ANCHORAGE, Alaska (AP) -- A contractor for the Army began clearing land at Fort Greely Monday for an anti-ballistic missile site.
Workers will spend at least a couple days of clearing with a hydro ax, a huge mower that can splinter brush and small trees, then start grading the area to prepare for the missile silos, according to the Army Corps of Engineers. Fort Greely is a mothballed Army port near Delta Junction, about 80 miles southeast of Fairbanks.
Contracts haven't yet been issued for any silos or buildings, according to John Killoran, a spokesman for the Army Corps of Engineers.
''That whole issue is in Washington,'' he said, where Congress and the administration will decide what development takes place.
If the Army gets the go-ahead, Killoran said, ''the Ballistic Missile Defense Organization will them move as fast as they can to get contracts out to do the actual site construction. But no one knows at this point when and if'' that will happen.
The Pentagon is hoping to start work on that next spring if the money comes through. Killoran said contract for the site preparation work calls for it to be completed by the middle of December.
The ground work is being done through a nearly $5 million contract awarded to Aglaq Construction Enterprises, a subsidiary of Point Hope Native Corp. Brice Inc. of Fairbanks is the subcontractor for much of the work.

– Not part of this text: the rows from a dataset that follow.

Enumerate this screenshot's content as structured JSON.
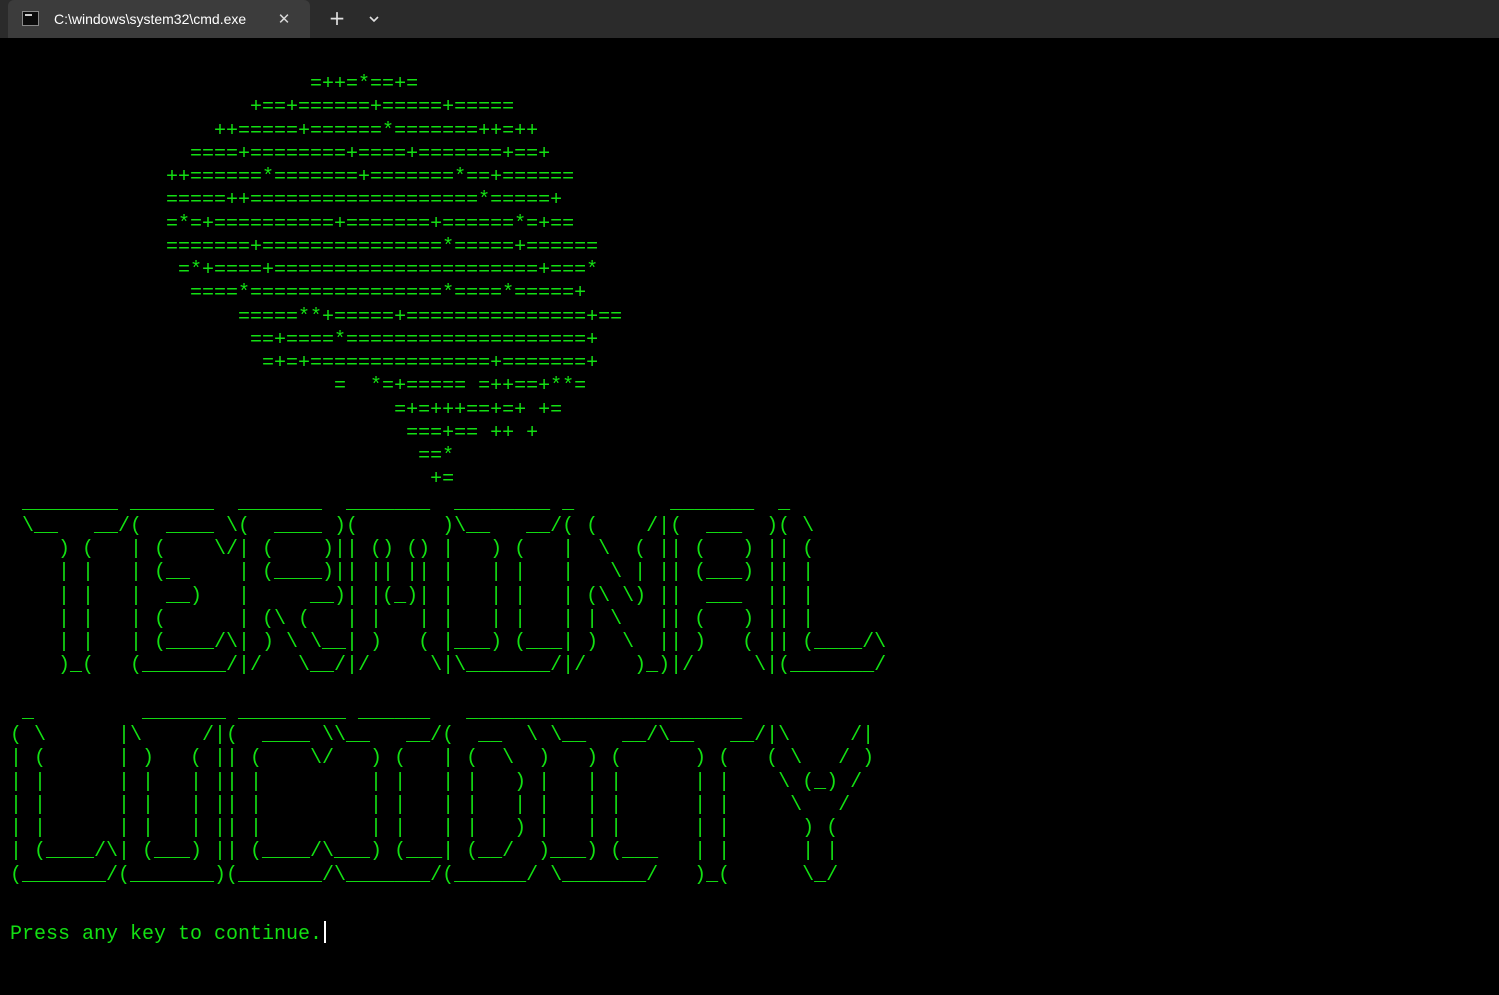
{
  "window": {
    "tab_title": "C:\\windows\\system32\\cmd.exe",
    "tab_close_glyph": "✕",
    "new_tab_glyph": "+",
    "text_color": "#13e013",
    "background": "#000000"
  },
  "console": {
    "art_lines": [
      "                         =++=*==+=",
      "                    +==+======+=====+=====",
      "                 ++=====+======*=======++=++",
      "               ====+========+====+=======+==+",
      "             ++======*=======+=======*==+======",
      "             =====++===================*=====+",
      "             =*=+==========+=======+======*=+==",
      "             =======+===============*=====+======",
      "              =*+====+======================+===*",
      "               ====*================*====*=====+",
      "                   =====**+=====+===============+==",
      "                    ==+====*====================+",
      "                     =+=+===============+=======+",
      "                           =  *=+===== =++==+**=",
      "                                =+=+++==+=+ +=",
      "                                 ===+== ++ +",
      "                                  ==*",
      "                                   +=",
      " ________ _______  _______  _______  ________ _        _______  _",
      " \\__   __/(  ____ \\(  ____ )(       )\\__   __/( (    /|(  ___  )( \\",
      "    ) (   | (    \\/| (    )|| () () |   ) (   |  \\  ( || (   ) || (",
      "    | |   | (__    | (____)|| || || |   | |   |   \\ | || (___) || |",
      "    | |   |  __)   |     __)| |(_)| |   | |   | (\\ \\) ||  ___  || |",
      "    | |   | (      | (\\ (   | |   | |   | |   | | \\   || (   ) || |",
      "    | |   | (____/\\| ) \\ \\__| )   ( |___) (___| )  \\  || )   ( || (____/\\",
      "    )_(   (_______/|/   \\__/|/     \\|\\_______/|/    )_)|/     \\|(_______/",
      "",
      " _         _______ _________ ______   _______________________",
      "( \\      |\\     /|(  ____ \\\\__   __/(  __  \\ \\__   __/\\__   __/|\\     /|",
      "| (      | )   ( || (    \\/   ) (   | (  \\  )   ) (      ) (   ( \\   / )",
      "| |      | |   | || |         | |   | |   ) |   | |      | |    \\ (_) /",
      "| |      | |   | || |         | |   | |   | |   | |      | |     \\   /",
      "| |      | |   | || |         | |   | |   ) |   | |      | |      ) (",
      "| (____/\\| (___) || (____/\\___) (___| (__/  )___) (___   | |      | |",
      "(_______/(_______)(_______/\\_______/(______/ \\_______/   )_(      \\_/"
    ],
    "prompt": "Press any key to continue."
  }
}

The contractor will clear the land, build an access road, and dig a couple wells for the future construction of missile silos and associated facilities in an area about a quarter-mile south of Greely's main post. The fort has been essentially vacant since July.
In the first phase, missiles would be stored in up to five silos at Fort Greely, then shipped to Kodiak for test launches for the proposed missile defense system. The military hopes to have the Fort Greely and Kodiak facilities ready for those tests to begin in two years.
After that, test launches might be conducted from Fort Greely itself.
Eventually, the post could be the main site for a full-blown national missile shield with up to 100 interceptor missiles launched from there in case of an attack. But that is many years and many billions of dollars down the road.
The goal behind the system is to counter accidental launches, terrorism, or attacks from ''rogue nations,'' rather than an all-out nuclear assault from Russia or China.